State of the Left
The return of the political centre
The Netherlands has a reputation as Europe’s ‘political laboratory’ with the country's open electoral system lending itself to volatile swings in emotion and support.
Its standing in this regard is alive and kicking. Populist actors may have taken past headlines but yesterday’s election marked the dramatic return of the pro-European centre ground. Centre-right Prime Minister Mark Rutte bucked the anti-incumbency trend returning his party in poll position while Diederik Samsom confounded all expectations to take the social democrats home in a very close second place.
What does the political laboratory test tell us? Voters fed-up with uncertainty and the eurozone crisis have given mainstream parties a last chance to deliver stability and economic security. Taken together with Mario Draghi’s bold action and the decision of Germany’s constitutional court, Europe’s political class now have some much needed space to deliver and take the reins in the ongoing crisis. Failure could be devastating – with populist parties waiting in the wings.
It tells us that the fight between centre-left and centre-right is clearly on again – between two different visions of how to pull countries out of the crisis. This defined the election in the final week and it increasingly appears true across much of Europe. Likewise, the American electorate is faced with sharply discrepant views on the role of government and it will have to decide. Big and fundamental questions are back on the agenda.
The return of competing ideologies presents danger and opportunity: danger that the left becomes complacent with old arguments and past achievements; opportunity to define a new model of political economy which is fair, efficient, in line with the fiscal reality of little money to spend and anchored in a positive vision of European integration.
As the State of the Left observations this month show, centre-left parties are all walking this line with varying degrees of success and balance. The Dutch laboratory is a good guide.
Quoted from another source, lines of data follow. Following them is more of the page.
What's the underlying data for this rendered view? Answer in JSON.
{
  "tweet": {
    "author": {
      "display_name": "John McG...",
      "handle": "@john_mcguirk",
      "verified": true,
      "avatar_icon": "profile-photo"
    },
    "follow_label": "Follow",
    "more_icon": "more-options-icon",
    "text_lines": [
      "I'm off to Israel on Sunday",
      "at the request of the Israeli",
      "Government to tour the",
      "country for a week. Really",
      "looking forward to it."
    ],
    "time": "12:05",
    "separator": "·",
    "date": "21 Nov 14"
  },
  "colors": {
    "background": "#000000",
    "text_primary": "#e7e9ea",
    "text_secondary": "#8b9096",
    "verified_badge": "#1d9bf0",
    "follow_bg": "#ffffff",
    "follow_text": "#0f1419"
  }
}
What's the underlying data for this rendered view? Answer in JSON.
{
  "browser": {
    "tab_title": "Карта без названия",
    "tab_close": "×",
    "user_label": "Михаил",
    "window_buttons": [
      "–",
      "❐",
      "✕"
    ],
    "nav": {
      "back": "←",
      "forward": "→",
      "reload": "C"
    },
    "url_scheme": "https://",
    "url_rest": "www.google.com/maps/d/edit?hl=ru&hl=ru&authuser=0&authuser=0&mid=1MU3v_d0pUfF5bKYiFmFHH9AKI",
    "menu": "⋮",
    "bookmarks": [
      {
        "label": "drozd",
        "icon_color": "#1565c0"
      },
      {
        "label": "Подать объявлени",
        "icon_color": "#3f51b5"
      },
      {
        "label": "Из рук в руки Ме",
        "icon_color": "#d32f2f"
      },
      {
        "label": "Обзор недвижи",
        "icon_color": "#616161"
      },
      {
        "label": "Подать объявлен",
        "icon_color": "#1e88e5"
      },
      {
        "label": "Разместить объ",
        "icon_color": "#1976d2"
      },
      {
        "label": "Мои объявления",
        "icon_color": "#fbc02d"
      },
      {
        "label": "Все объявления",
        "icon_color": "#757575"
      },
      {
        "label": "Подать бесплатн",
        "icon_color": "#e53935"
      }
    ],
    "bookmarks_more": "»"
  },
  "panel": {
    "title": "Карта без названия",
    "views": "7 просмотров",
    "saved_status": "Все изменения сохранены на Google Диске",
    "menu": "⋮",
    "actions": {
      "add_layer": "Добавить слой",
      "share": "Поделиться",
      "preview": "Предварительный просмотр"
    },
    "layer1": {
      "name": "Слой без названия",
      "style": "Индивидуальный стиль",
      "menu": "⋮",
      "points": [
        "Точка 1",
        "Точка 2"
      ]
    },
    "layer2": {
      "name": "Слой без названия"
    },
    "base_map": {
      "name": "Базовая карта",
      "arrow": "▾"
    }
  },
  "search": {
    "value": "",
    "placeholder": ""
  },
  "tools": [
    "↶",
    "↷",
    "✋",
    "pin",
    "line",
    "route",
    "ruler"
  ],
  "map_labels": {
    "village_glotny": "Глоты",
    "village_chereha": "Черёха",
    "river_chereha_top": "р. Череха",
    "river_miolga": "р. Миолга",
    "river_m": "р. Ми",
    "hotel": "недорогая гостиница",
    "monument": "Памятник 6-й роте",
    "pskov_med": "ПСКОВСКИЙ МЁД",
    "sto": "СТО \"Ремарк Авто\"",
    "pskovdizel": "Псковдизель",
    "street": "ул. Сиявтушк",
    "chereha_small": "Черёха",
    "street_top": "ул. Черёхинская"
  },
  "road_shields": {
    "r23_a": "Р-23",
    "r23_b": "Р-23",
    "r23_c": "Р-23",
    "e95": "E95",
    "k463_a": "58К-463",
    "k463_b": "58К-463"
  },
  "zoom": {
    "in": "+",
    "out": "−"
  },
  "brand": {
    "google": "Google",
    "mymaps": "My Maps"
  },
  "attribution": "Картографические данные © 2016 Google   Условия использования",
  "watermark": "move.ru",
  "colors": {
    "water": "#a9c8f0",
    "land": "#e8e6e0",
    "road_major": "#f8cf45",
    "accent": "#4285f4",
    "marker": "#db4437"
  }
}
Netherlands: The magical return of the political centre
“The political centre is back’, ‘Again the purple coalition of red and blue’, ‘Voters want cooperation. Not polarisation’: these are some of the headlines of Dutch newspapers the morning after the spectacular results in the Dutch elections of September 12th."
By René Cuperus
Germany: Three faces of defeat?
"A pro-ESM 'grand coalition' looks increasingly likely as the SPD continues to fret over the best bet for party leader... what appears like a decision between a pack of alpha dogs might turn out as an insuperable handicap on the way to the election."
By Marcel Lewandowsky
US: A referendum on individuals, not policies
"Following the presidential nominating conventions of the two national parties, the Democrats have reason to be cautiously optimistic about the re-election of President Barack Obama. But if Obama is re-elected, he is likely to face a divided Congress or one entirely controlled by the Republican party."
By Michael Lind
UK: Waiting for growth
"The reaction to Labour's embrace of “pre-distribution” was mild amusement, bordering on contempt by the media classes, and this, itself, seems important.The first problem with “pre-distribution” as a concept in politics is that it falls foul of the British media's rampant fear of long words. "
By Hopi Sen
Italy: Leading the left: the race for the Partito Democratico
"The contest between Pierluigi Bersani and Matteo Renzi promises to be an authentic and intense race. Who will win? It is hard to say. But one thing is certain: for the first time in more than ten years, Italian progressives are about to be engaged in a genuine leadership contest."
By Andrea Romano
Sweden: Falling in love with monsters
"Reinfeldt has consistently tried to sell his policies using social democratic rhetoric. He has copied social democratic slogans and in 2010 he even posed as iconic leader Per Albin Hansson on some of the election posters. Sweden has become used to its centre-right dressing up like social democrats."
By Katrine Kielos
Denmark: Budget in black, polls in the red
"Prime Minister Thorning-Schmidt has been unable to convince the electorate that 'In the Black'- style fiscal policies are necessary, and this has left her political capital in the red...She has put herself firmly in the German camp in the great European debate on post-crisis policies."
By Kristian Madsen
France: Taking the helm in the economic storm
"The French electorate demands more than ‘A Normal President’ in the face of anaemic economic growth and high unemployment... In his latest TV appearance, Hollande has showed determination to take the helm more firmly but in doing so he has also put himself in the firing line."
By Jocelyn Evans & Gilles Ivaldi
Australia: A change in the economic climate
"Labor's spirits have been buoyed by recent successes, but the sense of economic unease will not help the government’s fortunes.. Recent announcements sent a stark message to Australians that we can no longer rely on mining alone to sustain national prosperity."
By David Hetherington
Finland: Are the Finns showing their ‘True’ colours?
"Narrow national interests led Finland to join the EU. Now those same interests are shaping its domestic political response to the Euro crisis... The True Finns also contain a strong element of old SMP-style politicians, who present themselves as the “voice of the 'normal' and forgotten people.”